– Estoy desolado, he naufragado en mi dimisión.
– Pero ¿qué dice? -masculló Daldry al oído de Alice.
– Que ha fracasado en su misión.
– Sí, es que, bueno, no está claro en absoluto, ¿cómo quiere que lo entienda?
– Cuestión de hábito -dijo Alice sonriendo.

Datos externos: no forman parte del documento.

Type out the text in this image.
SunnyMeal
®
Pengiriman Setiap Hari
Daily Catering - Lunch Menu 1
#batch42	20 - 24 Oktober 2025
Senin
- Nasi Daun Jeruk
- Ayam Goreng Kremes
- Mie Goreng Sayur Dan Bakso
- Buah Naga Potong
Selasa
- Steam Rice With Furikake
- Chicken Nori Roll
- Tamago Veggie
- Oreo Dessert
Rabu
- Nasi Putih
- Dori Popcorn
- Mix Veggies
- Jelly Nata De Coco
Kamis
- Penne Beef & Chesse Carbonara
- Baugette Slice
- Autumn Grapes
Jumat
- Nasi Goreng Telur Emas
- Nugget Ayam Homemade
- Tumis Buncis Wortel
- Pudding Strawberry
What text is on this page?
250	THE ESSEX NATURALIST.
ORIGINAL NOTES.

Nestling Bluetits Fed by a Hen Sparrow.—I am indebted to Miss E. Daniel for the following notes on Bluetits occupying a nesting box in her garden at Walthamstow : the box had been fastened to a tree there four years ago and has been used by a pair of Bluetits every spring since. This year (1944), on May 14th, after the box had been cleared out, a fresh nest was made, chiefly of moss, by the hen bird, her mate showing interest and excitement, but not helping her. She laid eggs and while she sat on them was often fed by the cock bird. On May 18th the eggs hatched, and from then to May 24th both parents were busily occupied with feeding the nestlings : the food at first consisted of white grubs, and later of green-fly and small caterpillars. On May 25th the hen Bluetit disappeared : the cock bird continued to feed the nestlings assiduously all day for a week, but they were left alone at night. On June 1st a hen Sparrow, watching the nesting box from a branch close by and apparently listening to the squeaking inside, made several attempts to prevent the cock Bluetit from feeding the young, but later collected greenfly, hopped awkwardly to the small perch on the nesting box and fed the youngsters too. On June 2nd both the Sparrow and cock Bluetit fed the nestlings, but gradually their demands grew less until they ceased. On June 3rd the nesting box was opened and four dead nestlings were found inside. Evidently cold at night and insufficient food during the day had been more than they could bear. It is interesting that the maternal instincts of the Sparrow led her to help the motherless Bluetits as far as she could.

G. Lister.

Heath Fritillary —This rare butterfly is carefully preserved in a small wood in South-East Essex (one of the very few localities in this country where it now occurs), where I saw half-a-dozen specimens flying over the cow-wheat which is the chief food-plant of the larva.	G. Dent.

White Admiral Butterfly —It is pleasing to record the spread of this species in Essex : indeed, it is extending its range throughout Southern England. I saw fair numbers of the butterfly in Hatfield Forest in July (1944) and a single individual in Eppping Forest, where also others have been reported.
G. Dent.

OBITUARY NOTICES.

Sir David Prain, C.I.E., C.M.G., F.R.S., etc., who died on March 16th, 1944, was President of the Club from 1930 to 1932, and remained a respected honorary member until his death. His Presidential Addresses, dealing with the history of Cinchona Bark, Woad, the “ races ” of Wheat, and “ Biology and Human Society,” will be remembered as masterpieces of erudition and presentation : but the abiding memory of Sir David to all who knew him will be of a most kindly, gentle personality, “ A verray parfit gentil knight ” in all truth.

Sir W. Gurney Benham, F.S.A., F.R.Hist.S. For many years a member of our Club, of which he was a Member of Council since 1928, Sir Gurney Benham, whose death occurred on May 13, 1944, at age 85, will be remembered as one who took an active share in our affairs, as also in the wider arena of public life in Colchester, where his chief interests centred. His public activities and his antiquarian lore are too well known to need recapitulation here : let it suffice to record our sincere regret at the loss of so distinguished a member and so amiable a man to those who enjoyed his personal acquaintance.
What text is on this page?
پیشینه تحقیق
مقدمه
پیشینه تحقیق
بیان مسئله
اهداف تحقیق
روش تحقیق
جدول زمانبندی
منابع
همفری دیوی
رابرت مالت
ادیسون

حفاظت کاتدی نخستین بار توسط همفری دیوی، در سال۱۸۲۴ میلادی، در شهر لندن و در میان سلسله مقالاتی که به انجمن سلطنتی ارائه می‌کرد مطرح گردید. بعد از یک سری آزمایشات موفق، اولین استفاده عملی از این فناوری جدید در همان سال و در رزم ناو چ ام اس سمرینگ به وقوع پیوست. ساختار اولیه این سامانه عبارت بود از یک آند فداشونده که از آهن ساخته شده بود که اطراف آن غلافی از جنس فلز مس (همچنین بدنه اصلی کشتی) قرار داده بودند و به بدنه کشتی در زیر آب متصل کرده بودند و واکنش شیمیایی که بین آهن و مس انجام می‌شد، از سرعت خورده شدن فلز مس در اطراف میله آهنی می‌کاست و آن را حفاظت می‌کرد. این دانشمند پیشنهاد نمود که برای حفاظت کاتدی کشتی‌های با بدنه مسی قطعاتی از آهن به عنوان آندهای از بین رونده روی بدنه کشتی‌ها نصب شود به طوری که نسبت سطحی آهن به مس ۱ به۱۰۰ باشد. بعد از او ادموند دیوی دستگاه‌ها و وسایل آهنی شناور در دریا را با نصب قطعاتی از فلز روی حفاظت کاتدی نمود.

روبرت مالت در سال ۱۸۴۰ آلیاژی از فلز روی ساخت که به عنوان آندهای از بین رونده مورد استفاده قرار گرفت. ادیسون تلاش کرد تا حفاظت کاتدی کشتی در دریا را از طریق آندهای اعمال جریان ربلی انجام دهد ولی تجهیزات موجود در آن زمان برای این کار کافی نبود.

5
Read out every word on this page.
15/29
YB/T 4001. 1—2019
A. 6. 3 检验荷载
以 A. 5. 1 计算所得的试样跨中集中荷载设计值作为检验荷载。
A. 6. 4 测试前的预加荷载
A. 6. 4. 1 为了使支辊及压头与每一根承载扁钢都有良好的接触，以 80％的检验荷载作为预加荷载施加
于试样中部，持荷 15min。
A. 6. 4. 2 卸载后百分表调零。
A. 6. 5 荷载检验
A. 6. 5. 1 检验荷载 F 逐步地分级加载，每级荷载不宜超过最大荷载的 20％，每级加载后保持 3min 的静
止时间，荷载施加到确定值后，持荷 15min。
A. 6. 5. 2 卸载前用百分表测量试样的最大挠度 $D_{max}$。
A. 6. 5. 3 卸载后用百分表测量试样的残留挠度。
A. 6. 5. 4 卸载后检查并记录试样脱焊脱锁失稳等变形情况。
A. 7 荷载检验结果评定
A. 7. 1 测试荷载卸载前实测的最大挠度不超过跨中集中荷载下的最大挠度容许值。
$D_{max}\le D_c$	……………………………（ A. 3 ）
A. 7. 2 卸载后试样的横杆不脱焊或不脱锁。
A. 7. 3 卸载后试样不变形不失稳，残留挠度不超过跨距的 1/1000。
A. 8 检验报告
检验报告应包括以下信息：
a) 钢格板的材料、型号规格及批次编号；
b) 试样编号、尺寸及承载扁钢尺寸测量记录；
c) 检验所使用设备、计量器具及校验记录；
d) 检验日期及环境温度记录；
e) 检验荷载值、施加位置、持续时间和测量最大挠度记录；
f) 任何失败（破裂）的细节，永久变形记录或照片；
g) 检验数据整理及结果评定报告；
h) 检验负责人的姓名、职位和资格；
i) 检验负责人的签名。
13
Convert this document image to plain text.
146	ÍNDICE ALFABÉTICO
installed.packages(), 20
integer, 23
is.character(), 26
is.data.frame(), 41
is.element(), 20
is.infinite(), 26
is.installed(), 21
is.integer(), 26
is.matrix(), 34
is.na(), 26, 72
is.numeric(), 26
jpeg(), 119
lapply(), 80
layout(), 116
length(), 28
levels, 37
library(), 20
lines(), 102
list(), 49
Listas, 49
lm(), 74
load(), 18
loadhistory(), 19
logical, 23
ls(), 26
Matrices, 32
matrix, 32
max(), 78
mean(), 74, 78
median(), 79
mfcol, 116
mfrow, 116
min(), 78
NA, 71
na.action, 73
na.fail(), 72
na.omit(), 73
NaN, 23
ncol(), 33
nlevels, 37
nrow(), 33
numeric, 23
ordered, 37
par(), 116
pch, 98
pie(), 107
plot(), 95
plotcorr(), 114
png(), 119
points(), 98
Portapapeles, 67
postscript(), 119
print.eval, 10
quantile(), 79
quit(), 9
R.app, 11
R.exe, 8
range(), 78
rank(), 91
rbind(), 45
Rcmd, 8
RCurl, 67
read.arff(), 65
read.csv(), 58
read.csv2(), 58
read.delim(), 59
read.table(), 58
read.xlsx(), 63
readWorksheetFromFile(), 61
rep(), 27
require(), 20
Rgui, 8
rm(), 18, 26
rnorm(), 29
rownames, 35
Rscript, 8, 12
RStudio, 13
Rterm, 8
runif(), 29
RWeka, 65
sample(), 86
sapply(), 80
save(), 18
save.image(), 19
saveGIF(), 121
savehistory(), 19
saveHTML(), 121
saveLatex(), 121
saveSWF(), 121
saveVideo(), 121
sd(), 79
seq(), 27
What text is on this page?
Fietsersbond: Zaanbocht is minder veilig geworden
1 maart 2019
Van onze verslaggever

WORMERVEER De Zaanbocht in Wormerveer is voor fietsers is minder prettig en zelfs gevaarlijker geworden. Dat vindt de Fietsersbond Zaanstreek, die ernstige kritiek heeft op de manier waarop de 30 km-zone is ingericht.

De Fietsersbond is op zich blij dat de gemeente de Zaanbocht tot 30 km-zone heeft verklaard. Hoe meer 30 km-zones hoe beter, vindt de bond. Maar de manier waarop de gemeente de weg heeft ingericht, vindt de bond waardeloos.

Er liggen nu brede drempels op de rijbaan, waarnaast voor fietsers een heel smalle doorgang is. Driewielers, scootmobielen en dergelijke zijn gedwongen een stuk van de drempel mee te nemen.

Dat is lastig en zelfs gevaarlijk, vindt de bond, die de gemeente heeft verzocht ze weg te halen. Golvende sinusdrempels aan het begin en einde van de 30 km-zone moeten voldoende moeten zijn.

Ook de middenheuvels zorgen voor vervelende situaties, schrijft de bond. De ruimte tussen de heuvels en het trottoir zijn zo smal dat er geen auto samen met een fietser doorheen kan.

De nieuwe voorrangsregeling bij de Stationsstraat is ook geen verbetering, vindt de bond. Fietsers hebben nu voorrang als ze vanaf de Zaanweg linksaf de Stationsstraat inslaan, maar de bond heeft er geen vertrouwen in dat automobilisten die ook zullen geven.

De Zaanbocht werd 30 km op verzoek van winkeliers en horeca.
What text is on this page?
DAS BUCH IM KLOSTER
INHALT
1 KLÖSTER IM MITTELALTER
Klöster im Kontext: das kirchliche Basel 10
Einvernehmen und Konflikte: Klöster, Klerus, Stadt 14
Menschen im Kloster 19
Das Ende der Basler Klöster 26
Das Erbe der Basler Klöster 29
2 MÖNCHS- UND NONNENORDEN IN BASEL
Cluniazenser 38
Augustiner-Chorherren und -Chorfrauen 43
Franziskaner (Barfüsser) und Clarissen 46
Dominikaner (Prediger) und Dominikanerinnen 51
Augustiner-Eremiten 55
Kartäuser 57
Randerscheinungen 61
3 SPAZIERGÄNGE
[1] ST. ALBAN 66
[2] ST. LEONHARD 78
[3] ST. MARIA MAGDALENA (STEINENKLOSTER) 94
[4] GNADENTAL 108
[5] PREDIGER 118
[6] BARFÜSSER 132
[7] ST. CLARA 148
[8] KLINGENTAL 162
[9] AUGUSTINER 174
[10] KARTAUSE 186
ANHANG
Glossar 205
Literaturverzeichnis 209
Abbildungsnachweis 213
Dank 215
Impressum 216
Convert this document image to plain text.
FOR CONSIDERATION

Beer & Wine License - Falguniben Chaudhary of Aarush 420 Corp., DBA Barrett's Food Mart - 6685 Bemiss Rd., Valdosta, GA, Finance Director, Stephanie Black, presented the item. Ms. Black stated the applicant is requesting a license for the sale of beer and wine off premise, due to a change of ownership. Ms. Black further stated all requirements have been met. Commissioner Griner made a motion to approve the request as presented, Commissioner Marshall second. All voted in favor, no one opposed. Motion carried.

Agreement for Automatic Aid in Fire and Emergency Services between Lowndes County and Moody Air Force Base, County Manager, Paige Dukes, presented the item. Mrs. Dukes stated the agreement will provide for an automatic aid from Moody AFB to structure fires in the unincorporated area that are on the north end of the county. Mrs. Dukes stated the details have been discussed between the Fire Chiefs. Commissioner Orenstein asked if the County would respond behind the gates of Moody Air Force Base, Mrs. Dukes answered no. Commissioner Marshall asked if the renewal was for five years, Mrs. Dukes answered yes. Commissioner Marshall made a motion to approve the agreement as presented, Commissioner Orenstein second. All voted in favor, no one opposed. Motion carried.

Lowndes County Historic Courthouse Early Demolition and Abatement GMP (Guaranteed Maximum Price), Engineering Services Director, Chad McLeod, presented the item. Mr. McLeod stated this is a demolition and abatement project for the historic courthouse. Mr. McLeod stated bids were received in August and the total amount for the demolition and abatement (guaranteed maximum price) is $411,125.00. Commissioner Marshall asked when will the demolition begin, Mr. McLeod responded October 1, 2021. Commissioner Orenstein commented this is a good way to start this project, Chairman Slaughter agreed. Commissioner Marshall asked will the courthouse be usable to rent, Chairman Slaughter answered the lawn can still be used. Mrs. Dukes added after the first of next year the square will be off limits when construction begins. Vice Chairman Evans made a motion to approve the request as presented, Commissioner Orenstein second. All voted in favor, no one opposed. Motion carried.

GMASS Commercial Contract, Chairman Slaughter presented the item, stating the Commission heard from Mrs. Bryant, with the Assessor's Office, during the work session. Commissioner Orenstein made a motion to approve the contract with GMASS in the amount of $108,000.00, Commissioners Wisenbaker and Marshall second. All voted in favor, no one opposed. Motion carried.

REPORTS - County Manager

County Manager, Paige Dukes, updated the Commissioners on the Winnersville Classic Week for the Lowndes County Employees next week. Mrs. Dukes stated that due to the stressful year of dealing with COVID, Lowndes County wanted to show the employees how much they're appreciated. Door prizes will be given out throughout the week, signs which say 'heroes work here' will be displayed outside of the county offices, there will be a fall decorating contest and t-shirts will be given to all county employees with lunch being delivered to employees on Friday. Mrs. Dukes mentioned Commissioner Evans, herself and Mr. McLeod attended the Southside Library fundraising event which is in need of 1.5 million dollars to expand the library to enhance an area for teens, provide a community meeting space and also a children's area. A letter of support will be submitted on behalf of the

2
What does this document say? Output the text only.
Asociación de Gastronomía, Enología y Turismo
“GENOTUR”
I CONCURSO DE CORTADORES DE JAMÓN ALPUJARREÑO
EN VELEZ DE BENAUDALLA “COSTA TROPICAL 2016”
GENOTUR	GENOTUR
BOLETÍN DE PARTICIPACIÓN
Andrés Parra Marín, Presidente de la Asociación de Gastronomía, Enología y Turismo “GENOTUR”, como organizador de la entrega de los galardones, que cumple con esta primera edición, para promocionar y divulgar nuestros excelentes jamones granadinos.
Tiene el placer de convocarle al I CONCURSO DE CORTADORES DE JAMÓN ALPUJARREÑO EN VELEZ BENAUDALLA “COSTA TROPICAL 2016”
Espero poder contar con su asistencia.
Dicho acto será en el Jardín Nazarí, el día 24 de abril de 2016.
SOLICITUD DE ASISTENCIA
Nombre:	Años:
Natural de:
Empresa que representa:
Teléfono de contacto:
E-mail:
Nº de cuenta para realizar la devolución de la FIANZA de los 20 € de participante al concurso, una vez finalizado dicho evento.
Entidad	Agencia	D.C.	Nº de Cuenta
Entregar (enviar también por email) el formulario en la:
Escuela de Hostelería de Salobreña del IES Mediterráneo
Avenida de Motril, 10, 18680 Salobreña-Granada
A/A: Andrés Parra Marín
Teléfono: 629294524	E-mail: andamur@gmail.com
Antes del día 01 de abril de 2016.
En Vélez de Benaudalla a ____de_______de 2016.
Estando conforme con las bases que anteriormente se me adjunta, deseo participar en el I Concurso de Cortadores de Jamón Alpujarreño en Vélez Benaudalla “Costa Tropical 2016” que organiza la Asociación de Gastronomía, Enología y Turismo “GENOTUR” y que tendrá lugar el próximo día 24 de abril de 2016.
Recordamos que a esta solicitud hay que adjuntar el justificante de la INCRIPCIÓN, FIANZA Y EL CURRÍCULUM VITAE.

– Como prometí, me salí esta mañana a la escuela Saint-Michel, donde supe al rector. Estuvo muy placentero con conmigo y quiso consultar sus libros. Los hojeamos, clase por clase, y en los dos años que habíamos hablado. No era fácil, los asientos eran antiguos y el papel muy polvoriento. Hemos estornudado mucho, pero hemos escudriñado cada página, sin omitir la más mínima admisión. Por desgracia, no hemos sido primados por nuestros esfuerzos. ¡Nada! No hemos encontrado nada bajo el nombre de Pendelbury o de Eczaci. Nos hemos separado muy decepcionados y tengo la tristeza de decirle que nunca ha estado en Saint-Michel. El rector es incontestable en esto.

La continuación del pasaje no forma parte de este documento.